Binary Sunset machten unglaublich Spass. Ein paar witzige Ansagen hier und da lockerten die Stimmung noch mehr auf, doch waren es vor allem die vortrefflichen Songs der Band, die nichts als gute Laune verbreiteten. Glorreiche Gitarrenmelodien mit viel Hall und Twang, knackige Bassläufe und süffisante Chöre luden zum Schwärmen und Schwelgen ein. Moderner Surf-Rock mit so viel französischem Protest-Vibe wie Sommer, Palmen Sonnenschein. Die Band wird bald auch ihr Debüt-Album «Les Grandes Vacances» veröffentlichen. Und so wurde gegen Ende des Sets niemand Geringeres als Nurit Hirschfeld vom heutigen Hauptact auf die Bühne geholt, um einen neuen Track im Duett zum Besten zu geben. Was für eine Freude und somit die perfekte Einstimmung nicht nur für die neue Platte, sondern auch für Lola Boum.
Nach kurzem Umbau und einem persönlichen Aufruf draussen, dass es nun losgehen würde, war es endlich so weit. Mit «I Don’t Want To Think About You» ging es wuchtig los und es kam schnell Bewegung auf, im gut gefüllten Helsinki. Das formidable «Kinky» folgte umgehend und machte schnell klar, dass dies heute ein grossartiger Abend werden würde. Nurit begrüsste uns auf ihre unvergleichlich charmante und schüchterne Art und Weise und bedankte sich für das zahlreiche Erscheinen. Wohl der anfänglichen Nervosität geschuldet, kündete sie dann gleich erstmal den falschen Song an und musste, sehr zum Amüsement aller, von ihren Bandkollegen daran erinnert werden, dass sie noch nicht ganz so weit im Set fortgeschritten waren. Mit «Fantasy» und «Marilyn» folgten zwei weitere Songs des Debüts «Kinky Days», beide eher verträumt und perfekt geeignet, um in den Kosmos dieser einzigartigen Band gesogen zu werden.

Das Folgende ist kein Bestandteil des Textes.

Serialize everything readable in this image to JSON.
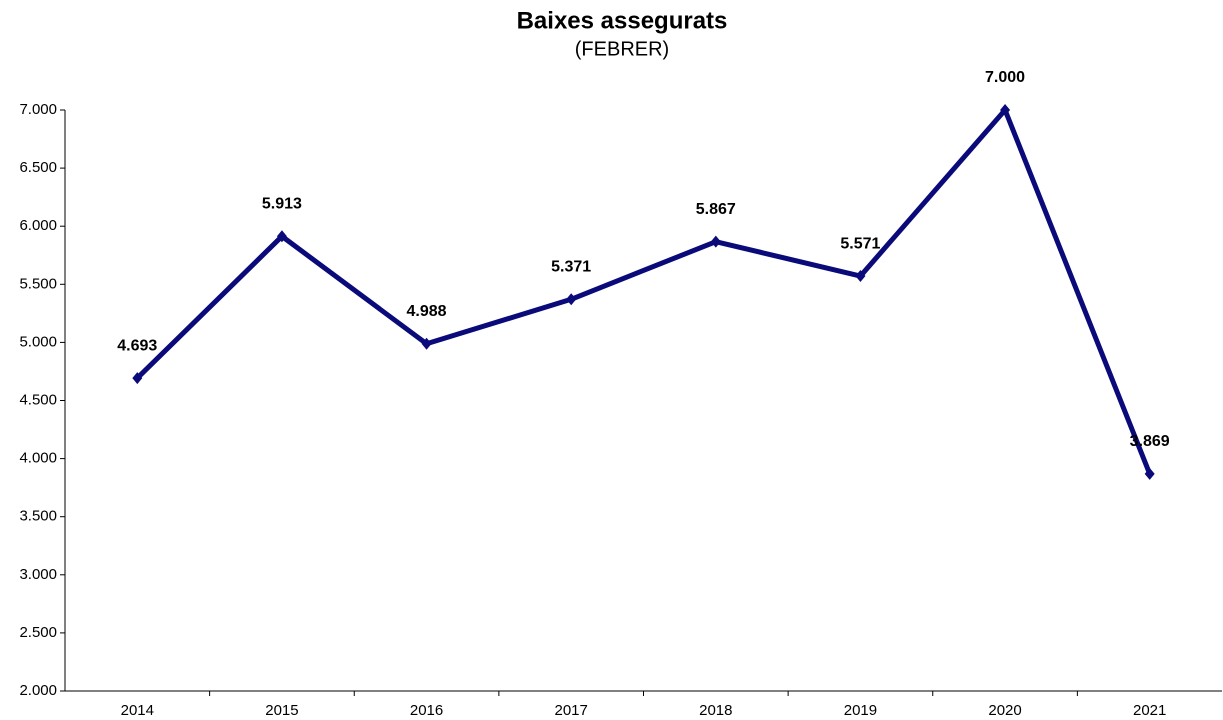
{
  "chart_data": {
    "type": "line",
    "title": "Baixes assegurats",
    "subtitle": "(FEBRER)",
    "categories": [
      "2014",
      "2015",
      "2016",
      "2017",
      "2018",
      "2019",
      "2020",
      "2021"
    ],
    "series": [
      {
        "color": "#0a0a7a",
        "values": [
          4693,
          5913,
          4988,
          5371,
          5867,
          5571,
          7000,
          3869
        ],
        "value_labels": [
          "4.693",
          "5.913",
          "4.988",
          "5.371",
          "5.867",
          "5.571",
          "7.000",
          "3.869"
        ]
      }
    ],
    "ylim": [
      2000,
      7000
    ],
    "yticks": [
      {
        "value": 2000,
        "label": "2.000"
      },
      {
        "value": 2500,
        "label": "2.500"
      },
      {
        "value": 3000,
        "label": "3.000"
      },
      {
        "value": 3500,
        "label": "3.500"
      },
      {
        "value": 4000,
        "label": "4.000"
      },
      {
        "value": 4500,
        "label": "4.500"
      },
      {
        "value": 5000,
        "label": "5.000"
      },
      {
        "value": 5500,
        "label": "5.500"
      },
      {
        "value": 6000,
        "label": "6.000"
      },
      {
        "value": 6500,
        "label": "6.500"
      },
      {
        "value": 7000,
        "label": "7.000"
      }
    ],
    "grid": false
  }
}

Die wundervoll schrammeligen Gitarren, der sexy, knackige Bass und die treibenden Drum-Beats untermalten die mal sanfte, träumerische, mal laute und wilde Stimme wundervoll. Bestes Beispiel dafür war der neue, wütende Track «Fuckboy». Als es Zeit für das Titelstück der neuen Platte war, baten Lola Boum den Sänger/Bassisten der Vorgruppe zurück auf die Bühne, der das Trio fortan an der Gitarre begleitete. Dieses Zusammenspiel eröffnete Stücken wie dem verkopften «Teeth In My Mouth» oder dem vielleicht besten Song der Band überhaupt, «Pharmacy Store», ganz neue Ebenen und funktionierte hervorragend. Ganz besonders wurde dies auch spürbar, als sich auf einmal das grossartige «Wicked Game» von Chris Isaak auf der Setlist wiederfand. Dieses absolut geniale und intensive Cover überraschte nicht wenige im Publikum und stellte sich schnell als eines der absoluten Highlights dieses wundervollen Abends heraus. Die Stimmung war entsprechend ausgelassen und das Helsinki war voll und ganz in der Hand von Lola Boum.
Mit dem epischen «Right There» und dem tollen, hässigen «Honeymoon» war das Ende erreicht. Die Band bedankte sich erneut bei uns allen und liess natürlich auch keine Chance verstreichen, um ihr neues Album «Cheesy Songs» und alle daran beteiligten Menschen zu erwähnen. Es ist wirklich erfrischend, wie charmant und gutgelaunt diese Band auf der Bühne wirkt und uns dabei mit solch vorzüglicher Musik belohnt. Mit dem düster, nachdenklichen «Supergirl» und dem fulminanten «Hey Bastard» gab es zwei Zugaben und damit entliessen uns Lola Boum in die Nacht. Was für eine wundervolle Band, was für ein grossartiger Konzertabend.